Based loosely on a true incident in 1917, two young British soldiers on the Western Front, are given orders to hastily complete a mission and convey an urgent message by foot. Communication lines are down and one of their battalion is claiming an easy victory, but due to intelligence picking up on a German ruse, they are about to see hundreds of their men become lambs to a slaughter. Lance Corporal’s Blake and Schofield need to cross perilous war-torn terrain before it is too late to deliver the order of retreat. This amounts to the fundamental story, yet, what we end up witnessing is a journey of deep emotional impact.
1917 unfolds over a period of real time and gives the technical impression of being shot in one take with no identifiable edits, all bar one lapse in time which is integral to the narrative. The camera tracks and pans these two young men with complete focus on where they are going, what they must achieve and reveals aspects of their lives through conversation as they first wander through the surreal landscape of No Man’s Land and out into the ravaged French countryside. Tension in the film is mounted as their guard must not be dropped at any cost, as these young soldiers are sitting ducks to the jeopardies of combat hostilities. If they perish, the message they hold perishes along with thousands of more lives.
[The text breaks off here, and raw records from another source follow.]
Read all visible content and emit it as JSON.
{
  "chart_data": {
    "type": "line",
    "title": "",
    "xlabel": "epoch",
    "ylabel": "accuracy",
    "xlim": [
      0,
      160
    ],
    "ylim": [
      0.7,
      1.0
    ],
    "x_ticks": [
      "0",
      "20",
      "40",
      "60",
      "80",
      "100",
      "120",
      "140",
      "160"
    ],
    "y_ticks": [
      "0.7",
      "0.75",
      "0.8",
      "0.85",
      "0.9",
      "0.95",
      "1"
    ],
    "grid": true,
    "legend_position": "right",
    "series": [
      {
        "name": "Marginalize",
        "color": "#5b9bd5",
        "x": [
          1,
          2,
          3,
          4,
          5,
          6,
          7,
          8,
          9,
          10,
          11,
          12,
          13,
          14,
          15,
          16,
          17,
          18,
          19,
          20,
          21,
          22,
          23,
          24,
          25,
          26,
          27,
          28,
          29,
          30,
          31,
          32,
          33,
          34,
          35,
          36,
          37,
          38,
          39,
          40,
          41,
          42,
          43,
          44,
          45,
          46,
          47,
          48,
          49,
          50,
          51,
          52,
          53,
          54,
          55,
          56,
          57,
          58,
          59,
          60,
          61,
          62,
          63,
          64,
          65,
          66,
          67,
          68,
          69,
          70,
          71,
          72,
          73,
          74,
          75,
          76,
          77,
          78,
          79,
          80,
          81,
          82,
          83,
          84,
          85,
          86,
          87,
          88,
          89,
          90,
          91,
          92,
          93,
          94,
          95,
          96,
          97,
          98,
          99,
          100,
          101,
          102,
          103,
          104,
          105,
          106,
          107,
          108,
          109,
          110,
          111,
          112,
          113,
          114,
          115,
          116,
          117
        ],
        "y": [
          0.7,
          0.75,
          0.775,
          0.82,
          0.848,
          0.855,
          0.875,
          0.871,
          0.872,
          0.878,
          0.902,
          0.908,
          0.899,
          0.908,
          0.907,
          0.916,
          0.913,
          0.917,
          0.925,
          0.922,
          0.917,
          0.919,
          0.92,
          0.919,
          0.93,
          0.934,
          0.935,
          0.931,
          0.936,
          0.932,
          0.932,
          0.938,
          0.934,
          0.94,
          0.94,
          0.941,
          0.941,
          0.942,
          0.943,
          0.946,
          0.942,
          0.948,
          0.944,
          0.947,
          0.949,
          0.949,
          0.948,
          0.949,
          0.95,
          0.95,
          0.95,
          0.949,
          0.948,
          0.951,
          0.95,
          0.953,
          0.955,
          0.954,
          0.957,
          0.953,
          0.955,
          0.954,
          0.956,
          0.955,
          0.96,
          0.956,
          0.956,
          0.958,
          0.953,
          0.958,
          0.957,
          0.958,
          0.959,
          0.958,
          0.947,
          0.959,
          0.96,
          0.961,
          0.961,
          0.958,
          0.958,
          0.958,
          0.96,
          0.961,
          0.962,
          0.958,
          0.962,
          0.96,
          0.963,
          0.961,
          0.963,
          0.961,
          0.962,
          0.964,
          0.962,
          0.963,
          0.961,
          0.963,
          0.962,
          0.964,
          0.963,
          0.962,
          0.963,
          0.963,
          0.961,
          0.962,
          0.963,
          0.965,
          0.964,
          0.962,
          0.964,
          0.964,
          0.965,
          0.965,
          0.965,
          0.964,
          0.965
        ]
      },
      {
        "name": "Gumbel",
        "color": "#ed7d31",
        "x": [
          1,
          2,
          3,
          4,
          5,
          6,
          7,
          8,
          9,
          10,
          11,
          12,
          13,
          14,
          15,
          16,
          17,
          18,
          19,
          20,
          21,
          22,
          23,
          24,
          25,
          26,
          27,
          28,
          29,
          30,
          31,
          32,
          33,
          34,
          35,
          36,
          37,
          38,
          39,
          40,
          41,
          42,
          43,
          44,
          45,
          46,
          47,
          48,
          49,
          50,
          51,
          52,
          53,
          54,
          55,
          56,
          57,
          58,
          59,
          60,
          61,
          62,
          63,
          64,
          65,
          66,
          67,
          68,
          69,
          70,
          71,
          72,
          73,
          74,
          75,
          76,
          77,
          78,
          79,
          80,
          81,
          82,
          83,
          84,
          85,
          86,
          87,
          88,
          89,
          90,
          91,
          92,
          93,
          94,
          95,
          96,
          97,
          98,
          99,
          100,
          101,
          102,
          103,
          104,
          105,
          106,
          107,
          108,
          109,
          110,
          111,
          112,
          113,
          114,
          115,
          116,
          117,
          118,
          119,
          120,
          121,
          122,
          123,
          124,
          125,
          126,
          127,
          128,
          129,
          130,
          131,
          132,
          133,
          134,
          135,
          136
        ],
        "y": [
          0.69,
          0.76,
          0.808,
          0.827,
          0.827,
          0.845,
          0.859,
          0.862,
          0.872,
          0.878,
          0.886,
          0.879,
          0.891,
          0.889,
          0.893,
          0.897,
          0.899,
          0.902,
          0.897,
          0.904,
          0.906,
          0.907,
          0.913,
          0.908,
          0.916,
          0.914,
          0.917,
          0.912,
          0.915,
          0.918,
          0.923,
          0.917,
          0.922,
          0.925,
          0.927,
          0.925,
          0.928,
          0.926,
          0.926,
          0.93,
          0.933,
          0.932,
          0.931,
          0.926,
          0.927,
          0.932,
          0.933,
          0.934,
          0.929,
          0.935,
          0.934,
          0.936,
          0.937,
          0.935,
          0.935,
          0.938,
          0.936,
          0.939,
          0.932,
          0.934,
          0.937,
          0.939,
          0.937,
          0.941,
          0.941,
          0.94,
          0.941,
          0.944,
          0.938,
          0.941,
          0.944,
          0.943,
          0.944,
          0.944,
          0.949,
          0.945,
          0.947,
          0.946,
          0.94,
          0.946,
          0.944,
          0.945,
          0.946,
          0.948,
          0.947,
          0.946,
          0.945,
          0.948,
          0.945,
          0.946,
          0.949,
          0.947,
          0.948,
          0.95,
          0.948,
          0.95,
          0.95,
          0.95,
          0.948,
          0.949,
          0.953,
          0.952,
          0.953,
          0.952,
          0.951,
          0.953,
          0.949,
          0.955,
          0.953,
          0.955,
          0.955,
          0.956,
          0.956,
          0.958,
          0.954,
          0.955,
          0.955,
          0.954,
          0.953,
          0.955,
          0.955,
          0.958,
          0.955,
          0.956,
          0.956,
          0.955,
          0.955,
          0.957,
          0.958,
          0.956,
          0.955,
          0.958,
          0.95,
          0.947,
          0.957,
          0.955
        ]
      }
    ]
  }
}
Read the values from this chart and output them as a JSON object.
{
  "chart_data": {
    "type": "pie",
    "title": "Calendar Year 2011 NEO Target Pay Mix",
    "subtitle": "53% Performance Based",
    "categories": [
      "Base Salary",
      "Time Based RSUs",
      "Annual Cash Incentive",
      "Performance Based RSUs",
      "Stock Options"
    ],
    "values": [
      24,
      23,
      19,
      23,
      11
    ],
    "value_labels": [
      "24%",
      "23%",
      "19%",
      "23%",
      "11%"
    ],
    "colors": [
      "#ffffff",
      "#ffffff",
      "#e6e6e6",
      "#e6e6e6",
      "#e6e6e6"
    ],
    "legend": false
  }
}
English director Sam Mendes burst onto the scene in the late 90’s with his best picture Oscar winning film American Beauty – 99’. An extremely versatile director, he has directed two recent 007 entries, a first-rate stylist who fully understands the visual language of cinema and who is great with eliciting the best that he can from his actors. Mendes has cast two young unknowns in the leads, peppered his film with familiar faces for essential cameos as high-ranking military officials, and manages to wring as much truth and raw emotion that he can out of the predicament presented before the characters and viewer. With the expertise assistance of his regular cinematographer, the incomparable Roger Deakins, and a provocative score by Thomas Newman, Mendes has delivered an outstanding, compelling and searing drama that is not easy to shake off.